Muskie can be quite moody, so catching them can be kind of like getting the attention of your oblivious beloved on the playground. In order to get their attention and keep it, you're going to need a healthy dose of patience and some key tools.
Again, you'll need to check with your local DNR about live bait regulations, but if you're going for artificial, try these:
- Spinnerbaits with thumping blades
- Wide-wobbling spoons -- recommended colors are black or red and white
- Minnow plugs
One of the best ways to catch a muskie is to go for the famous figure-8 move. Look out over the water, imagine you're holding a pencil, and draw an 8 right there on the water.
- Cast the lure.
- Bring the lure back toward you. At this point, look a foot behind and below the lure.
- When you create the top of the 8 -- that first curve -- remember that slow and easy wins the race. Any sudden burst of excitement on your part can send the muskie away.

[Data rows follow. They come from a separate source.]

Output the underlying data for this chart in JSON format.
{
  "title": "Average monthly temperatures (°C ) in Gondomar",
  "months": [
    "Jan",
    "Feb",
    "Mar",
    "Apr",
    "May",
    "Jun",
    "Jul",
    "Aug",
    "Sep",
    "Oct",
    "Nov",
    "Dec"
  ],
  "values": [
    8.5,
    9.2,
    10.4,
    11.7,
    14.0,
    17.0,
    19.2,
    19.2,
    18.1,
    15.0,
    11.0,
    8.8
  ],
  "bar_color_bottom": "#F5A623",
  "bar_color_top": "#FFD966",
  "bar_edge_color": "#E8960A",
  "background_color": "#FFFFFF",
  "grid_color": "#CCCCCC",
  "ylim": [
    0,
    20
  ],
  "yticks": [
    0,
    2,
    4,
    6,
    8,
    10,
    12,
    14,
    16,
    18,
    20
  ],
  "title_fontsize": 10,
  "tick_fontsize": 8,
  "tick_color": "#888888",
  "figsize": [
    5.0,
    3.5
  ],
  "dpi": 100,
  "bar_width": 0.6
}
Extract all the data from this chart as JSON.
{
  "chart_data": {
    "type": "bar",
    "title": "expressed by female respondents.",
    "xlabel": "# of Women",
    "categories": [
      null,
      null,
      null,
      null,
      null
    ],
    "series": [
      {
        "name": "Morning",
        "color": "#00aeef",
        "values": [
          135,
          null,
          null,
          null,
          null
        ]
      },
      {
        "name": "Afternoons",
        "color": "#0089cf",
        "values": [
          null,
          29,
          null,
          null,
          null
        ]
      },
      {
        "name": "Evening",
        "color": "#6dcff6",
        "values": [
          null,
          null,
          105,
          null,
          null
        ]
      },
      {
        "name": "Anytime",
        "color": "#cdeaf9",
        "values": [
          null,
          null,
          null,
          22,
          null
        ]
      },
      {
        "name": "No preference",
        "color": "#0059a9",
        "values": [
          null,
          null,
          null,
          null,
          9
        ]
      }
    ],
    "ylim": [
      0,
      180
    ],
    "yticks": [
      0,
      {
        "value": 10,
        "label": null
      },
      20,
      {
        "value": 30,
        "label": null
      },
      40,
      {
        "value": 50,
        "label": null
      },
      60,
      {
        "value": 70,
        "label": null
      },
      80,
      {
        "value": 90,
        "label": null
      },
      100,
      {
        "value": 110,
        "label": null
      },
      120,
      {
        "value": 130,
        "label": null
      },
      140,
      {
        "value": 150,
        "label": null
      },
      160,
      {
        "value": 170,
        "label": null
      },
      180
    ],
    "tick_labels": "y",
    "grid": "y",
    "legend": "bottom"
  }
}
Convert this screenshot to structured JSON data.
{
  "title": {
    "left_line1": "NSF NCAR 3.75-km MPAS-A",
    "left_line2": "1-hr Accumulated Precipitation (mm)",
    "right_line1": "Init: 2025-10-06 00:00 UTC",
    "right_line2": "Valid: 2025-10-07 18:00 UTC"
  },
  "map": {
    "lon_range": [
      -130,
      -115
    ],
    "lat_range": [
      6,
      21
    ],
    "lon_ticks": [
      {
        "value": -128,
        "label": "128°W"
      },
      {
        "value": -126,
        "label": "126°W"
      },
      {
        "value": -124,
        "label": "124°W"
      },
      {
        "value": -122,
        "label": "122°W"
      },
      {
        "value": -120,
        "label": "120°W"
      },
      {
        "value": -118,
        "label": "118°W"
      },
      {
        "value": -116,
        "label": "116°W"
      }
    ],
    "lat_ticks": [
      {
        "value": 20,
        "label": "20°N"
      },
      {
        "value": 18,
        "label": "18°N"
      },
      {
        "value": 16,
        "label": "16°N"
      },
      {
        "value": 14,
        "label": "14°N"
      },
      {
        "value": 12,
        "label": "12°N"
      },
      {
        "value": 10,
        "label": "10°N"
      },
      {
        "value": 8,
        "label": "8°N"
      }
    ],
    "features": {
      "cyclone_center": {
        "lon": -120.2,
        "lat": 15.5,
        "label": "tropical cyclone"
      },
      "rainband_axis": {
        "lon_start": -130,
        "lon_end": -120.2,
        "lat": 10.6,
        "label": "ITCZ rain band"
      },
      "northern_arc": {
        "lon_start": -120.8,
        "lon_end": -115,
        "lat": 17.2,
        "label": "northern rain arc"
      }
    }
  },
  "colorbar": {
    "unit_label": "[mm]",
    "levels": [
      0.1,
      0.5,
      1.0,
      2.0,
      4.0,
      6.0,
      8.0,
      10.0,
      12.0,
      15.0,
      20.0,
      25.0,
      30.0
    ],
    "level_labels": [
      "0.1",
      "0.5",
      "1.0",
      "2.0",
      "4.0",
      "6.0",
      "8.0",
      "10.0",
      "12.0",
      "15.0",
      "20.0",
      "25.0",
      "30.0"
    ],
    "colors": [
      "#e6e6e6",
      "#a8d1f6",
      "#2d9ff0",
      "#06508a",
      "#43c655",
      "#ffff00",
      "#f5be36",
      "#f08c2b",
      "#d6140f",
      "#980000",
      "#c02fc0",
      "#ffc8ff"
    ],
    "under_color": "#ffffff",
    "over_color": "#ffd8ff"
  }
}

Just don't go so slow that you stop the lure altogether, or the muskie will get bored and you will increase your frustration level ten-fold.
- Continue to make the figure 8 over and over again. Rinse and repeat.
When a tasty treat does swim by, a muskie can strike out at speeds of more than 30 miles per hour (48.28 kilometers per hour) [source: Jones]. Make sure that you're situated in such a way that you don't lose your balance. If you're lucky enough to land a huge muskie, the last thing you want is to end up in the water. So grab your poles -- and maybe some flowers and chocolates -- to lure that monster muskie out during the spawn.